Cast members must be fuming at Alec Baldwin’s continuing hijacking of Saturday Night Live with his cartoonish Donald Trump impression. In this week’s cold open, SNL‘s requisite tackling of the most prominent political headline requires them to create a sketch around chief strategist Steve Bannon’s falling out with Trump.
The only biting subversive act in the cold open — let’s face it: mocking Trump is mainstream play — is the (repeated) portrayal of Bannon as a demonic reaper. Regulating the sketch to mediocrity is including the sycophantic mugging of Jimmy Fallon as Jared Kushner. Blah, blah, pause for laughter, “Live from New York, it’s Saturday night.”
Clearly, I think Saturday Night Live can do better — and it has a responsibility to be always on-point as the cultural touchstone of the moment. We get it: Alec Baldwin’s impression pisses off Trump… so what? With record ratings and media breathlessly reporting on every sketch, the need to push the show’s subversive humour is key to embed the show’s influence with meaning.
There is some hope, however, in small moments.
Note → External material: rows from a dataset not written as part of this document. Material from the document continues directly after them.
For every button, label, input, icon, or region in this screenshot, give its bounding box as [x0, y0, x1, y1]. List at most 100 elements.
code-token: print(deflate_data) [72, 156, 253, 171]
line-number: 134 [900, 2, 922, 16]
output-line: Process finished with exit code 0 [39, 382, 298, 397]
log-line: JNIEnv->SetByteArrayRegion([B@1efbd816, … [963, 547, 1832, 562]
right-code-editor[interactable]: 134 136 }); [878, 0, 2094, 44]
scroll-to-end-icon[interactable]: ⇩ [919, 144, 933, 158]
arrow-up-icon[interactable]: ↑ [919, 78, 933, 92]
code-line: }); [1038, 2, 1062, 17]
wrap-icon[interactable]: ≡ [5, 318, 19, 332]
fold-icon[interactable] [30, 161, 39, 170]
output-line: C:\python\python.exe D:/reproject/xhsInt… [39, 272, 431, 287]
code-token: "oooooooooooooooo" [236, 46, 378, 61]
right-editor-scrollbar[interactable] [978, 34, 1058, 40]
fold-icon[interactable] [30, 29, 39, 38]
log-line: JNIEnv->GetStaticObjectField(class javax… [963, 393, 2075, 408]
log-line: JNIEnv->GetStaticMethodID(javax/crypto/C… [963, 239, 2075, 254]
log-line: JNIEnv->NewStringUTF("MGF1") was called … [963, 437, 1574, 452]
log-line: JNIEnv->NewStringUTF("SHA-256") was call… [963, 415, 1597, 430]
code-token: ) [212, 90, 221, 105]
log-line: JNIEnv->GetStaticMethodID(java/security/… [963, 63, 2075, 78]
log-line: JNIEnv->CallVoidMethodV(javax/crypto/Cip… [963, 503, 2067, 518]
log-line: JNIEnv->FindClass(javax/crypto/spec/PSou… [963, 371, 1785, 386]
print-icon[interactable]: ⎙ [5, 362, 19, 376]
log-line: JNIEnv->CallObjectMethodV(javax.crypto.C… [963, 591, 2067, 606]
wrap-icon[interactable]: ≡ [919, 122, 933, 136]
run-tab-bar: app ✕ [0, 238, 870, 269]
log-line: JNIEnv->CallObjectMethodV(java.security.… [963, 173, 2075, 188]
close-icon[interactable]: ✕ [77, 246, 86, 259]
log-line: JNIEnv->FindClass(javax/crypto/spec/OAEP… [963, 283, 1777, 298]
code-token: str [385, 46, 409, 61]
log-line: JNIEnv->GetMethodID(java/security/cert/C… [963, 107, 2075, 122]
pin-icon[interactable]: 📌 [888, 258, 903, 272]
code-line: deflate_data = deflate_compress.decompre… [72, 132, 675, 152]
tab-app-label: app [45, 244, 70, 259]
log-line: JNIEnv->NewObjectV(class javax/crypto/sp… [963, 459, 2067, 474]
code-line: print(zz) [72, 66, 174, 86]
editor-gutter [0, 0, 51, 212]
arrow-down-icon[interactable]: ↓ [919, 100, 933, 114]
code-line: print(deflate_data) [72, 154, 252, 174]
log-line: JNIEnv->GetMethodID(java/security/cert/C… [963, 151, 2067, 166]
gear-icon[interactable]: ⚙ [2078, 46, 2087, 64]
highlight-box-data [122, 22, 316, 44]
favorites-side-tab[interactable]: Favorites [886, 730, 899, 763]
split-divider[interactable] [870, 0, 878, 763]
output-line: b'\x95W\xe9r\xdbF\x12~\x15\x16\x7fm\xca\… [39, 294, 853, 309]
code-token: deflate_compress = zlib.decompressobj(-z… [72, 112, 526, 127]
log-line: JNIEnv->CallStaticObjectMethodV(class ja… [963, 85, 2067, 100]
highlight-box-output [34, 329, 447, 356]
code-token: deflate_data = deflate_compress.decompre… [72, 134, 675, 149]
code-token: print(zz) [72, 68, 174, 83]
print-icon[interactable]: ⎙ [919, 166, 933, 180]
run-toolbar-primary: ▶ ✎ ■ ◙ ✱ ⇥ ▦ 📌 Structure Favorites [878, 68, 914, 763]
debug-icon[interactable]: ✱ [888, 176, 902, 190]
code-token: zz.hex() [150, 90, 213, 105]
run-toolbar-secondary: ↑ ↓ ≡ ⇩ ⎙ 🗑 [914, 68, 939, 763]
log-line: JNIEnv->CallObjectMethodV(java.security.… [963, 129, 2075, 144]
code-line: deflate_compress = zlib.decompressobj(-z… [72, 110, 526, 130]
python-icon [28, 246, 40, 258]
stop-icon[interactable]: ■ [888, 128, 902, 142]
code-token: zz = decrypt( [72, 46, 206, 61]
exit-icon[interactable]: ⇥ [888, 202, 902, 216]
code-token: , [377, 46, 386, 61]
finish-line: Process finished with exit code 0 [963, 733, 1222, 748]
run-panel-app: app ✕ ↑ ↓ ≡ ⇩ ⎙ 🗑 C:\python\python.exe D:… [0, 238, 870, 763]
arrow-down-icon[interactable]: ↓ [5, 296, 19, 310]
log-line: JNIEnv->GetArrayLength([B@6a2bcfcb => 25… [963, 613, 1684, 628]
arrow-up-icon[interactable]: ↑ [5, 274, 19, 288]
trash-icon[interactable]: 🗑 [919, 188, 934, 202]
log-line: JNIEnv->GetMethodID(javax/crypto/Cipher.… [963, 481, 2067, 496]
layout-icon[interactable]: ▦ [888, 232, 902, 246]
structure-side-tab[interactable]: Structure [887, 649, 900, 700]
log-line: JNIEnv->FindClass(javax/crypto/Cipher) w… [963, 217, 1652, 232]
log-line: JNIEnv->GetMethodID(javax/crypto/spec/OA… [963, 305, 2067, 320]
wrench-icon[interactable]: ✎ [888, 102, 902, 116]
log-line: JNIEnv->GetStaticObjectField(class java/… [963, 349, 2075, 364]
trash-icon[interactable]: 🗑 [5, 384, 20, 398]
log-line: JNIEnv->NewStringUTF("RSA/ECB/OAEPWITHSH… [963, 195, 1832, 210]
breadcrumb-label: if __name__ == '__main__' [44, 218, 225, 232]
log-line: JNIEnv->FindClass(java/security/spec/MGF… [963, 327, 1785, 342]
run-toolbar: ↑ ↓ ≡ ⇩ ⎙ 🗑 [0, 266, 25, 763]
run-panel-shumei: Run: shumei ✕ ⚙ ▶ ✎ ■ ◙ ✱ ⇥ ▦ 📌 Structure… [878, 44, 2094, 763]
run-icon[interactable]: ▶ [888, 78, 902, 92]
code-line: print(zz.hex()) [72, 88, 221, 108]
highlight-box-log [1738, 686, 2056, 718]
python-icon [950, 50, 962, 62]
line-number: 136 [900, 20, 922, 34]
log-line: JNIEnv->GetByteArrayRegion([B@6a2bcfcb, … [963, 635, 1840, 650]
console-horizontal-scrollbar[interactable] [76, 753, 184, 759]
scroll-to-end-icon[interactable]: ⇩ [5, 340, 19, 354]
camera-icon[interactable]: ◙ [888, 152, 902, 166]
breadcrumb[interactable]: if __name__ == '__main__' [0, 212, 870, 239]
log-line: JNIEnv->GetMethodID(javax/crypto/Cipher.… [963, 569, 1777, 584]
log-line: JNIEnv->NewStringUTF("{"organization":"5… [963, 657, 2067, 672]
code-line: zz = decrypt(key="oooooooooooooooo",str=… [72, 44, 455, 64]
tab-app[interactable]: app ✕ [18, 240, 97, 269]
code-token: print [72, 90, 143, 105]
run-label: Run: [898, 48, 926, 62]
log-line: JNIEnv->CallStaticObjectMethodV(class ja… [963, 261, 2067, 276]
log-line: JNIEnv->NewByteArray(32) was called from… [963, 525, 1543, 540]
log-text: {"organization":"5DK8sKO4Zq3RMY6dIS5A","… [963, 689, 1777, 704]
Melissa McCarthy’s return as the hapless White House press secretary Sean Spicer may have started as another play at the obvious — mostly a rambling monologue with offensive Jewish history analogies to parody Spicer’s idiotic Holocaust references during a press conference earlier that week — but finally hit the mark at the end with the too-quick punchline: “Happy Easter everybody — and by the way, the President’s probably going to bomb North Korea tonight.”
The audience had a brief delay in their laughter, not quite knowing whether to laugh. They finally did, with a few ohhhs. But the killer tag, as McCarthy drove into the Presidential seal in a broken Easter egg kart, was to “just eat as much candy as as you want, ’cause this is probably our last Easter on earth.”
Genius. That’s exactly the tone SNL needs to hit. Edgy, but mainstream. Parody with a message.
The other moment that struck the appropriate comedy nerve was during Weekend Update, with anchor Colin Jost addressing the United Airlines overbooking fiasco. There were the necessary, ironic “fly the friendly sky” moments, all of which finally hit the zeitgeist at the end. (There’s a common thread here, with the best lines sneaking in at the end.)
I’ll say, after all this, I will never fly United ever again.
Unless they have a cheap flight to wherever I’m going.
In which case, I’ll definitely fly United.
The audience laughed and then Jost held a judgmental post to camera just a little too long.